The island of Santorini holds an archaeological wealth that visitors, especially those interested in history and culture, can admire and become acquainted with in the various exemplary museums.
Prehistoric Thera Museum
One of the most important museums of Greece is the spectacular Museum of Prehistoric Thera that lies in the capital of Santorini, Fira.

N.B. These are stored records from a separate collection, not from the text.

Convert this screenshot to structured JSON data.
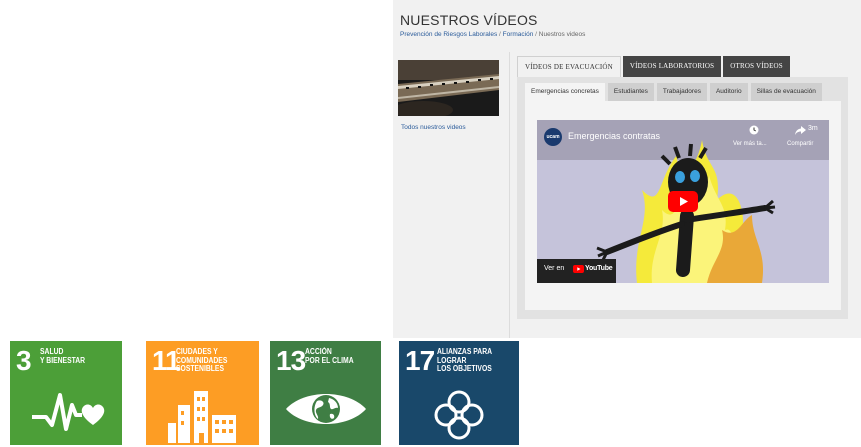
{
  "page": {
    "title": "NUESTROS VÍDEOS",
    "breadcrumb": {
      "item1": "Prevención de Riesgos Laborales",
      "sep1": " / ",
      "item2": "Formación",
      "sep2": " / ",
      "current": "Nuestros videos"
    }
  },
  "sidebar": {
    "link": "Todos nuestros videos"
  },
  "tabs": {
    "main": [
      "VÍDEOS DE EVACUACIÓN",
      "VÍDEOS LABORATORIOS",
      "OTROS VÍDEOS"
    ],
    "active_main": 0,
    "sub": [
      "Emergencias concretas",
      "Estudiantes",
      "Trabajadores",
      "Auditorio",
      "Sillas de evacuación"
    ],
    "active_sub": 0
  },
  "video": {
    "channel_logo": "ucam",
    "title": "Emergencias contratas",
    "watch_later": "Ver más ta...",
    "share_time": "3m",
    "share": "Compartir",
    "watch_on": "Ver en",
    "platform": "YouTube"
  },
  "sdg_tiles": [
    {
      "number": "3",
      "label_l1": "SALUD",
      "label_l2": "Y BIENESTAR",
      "label_l3": "",
      "color": "#4C9F38",
      "icon": "heartbeat-icon"
    },
    {
      "number": "11",
      "label_l1": "CIUDADES Y",
      "label_l2": "COMUNIDADES",
      "label_l3": "SOSTENIBLES",
      "color": "#FD9D24",
      "icon": "city-buildings-icon"
    },
    {
      "number": "13",
      "label_l1": "ACCIÓN",
      "label_l2": "POR EL CLIMA",
      "label_l3": "",
      "color": "#3F7E44",
      "icon": "eye-globe-icon"
    },
    {
      "number": "17",
      "label_l1": "ALIANZAS PARA",
      "label_l2": "LOGRAR",
      "label_l3": "LOS OBJETIVOS",
      "color": "#19486A",
      "icon": "partnership-rings-icon"
    }
  ]
}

The finds that are on display on the Prehistoric Museum of Thera come from the various excavations that were carried out on the island, such as at the settlements of Akrotiri and Potamos, rescue excavations at different sites on the island as well as some objects that were discovered by chance or handed over. The exhibits date back to the Late Neolithic Era up until the Cycladic Periods and are in excellent condition. Through the exhibits visitors can witness the progress of Thera in the Prehistoric Times unfolding before their eyes, as they bear testament to a brilliant course that made Thera on of the most significant islands of the Aegean during the 18th and 17th centuries BC.
Archaeological Museum of Thera
An extraordinary and very interesting museum lies in the centre of Fira.
A significant part of the exhibits comes from the excavations carried out on “Mesa Vouno” where a settlement of the Hellenistic Period was discovered. The majority of them was found in the cemetery of Ancient Thera and includes ceramic objects, pots, amphorae as well as ancient statues, like the representative nude male statue called kouros. The rest of the finds can be admired in the National Archaeological Museum in Athens. It is recommended that visitors visit both the archaeological site of Ancient Thera and then the Archaeological Museum in order to gain an understanding on the history and evolution of the island.
The Wine Museum is located in Kamari.
Visitors can unravel the history behind vining, the traditional process of wine cultivation, harvesting and trade as well as experience typical scenes from the life of vine growers from 1660 until 1950. One can also find a rich display of photographs, newspaper cuttings referring to the islands wine¬making, antiques such as tools used in the construction of barrels or baskets, and house- ware products.
Museum of Icons and Ecclesiastical Relics
The Museum of Icons and Ecclesiastical Relics of Pyrgos village is housed inside the church of the Holy Trinity, a renovated chapel that used to be a small Catholic convent.
This exhibition includes precious Byzantine icons by local and Cretan hagiographers, potteries, metallic artworks, woodcarvings, ecclesiastical embroideries and vestments, holy books, brassware and other items for ecclesiastic use. The majority of the exhibits dates back to the 17th and 18th century and indicates the long religious tradition of Santorini and a bygone period of prosperity on the island. Rare photographs and original objects that represent different local crafts, such as winemaking, shoemaking, candle making and local food processing, are also on display.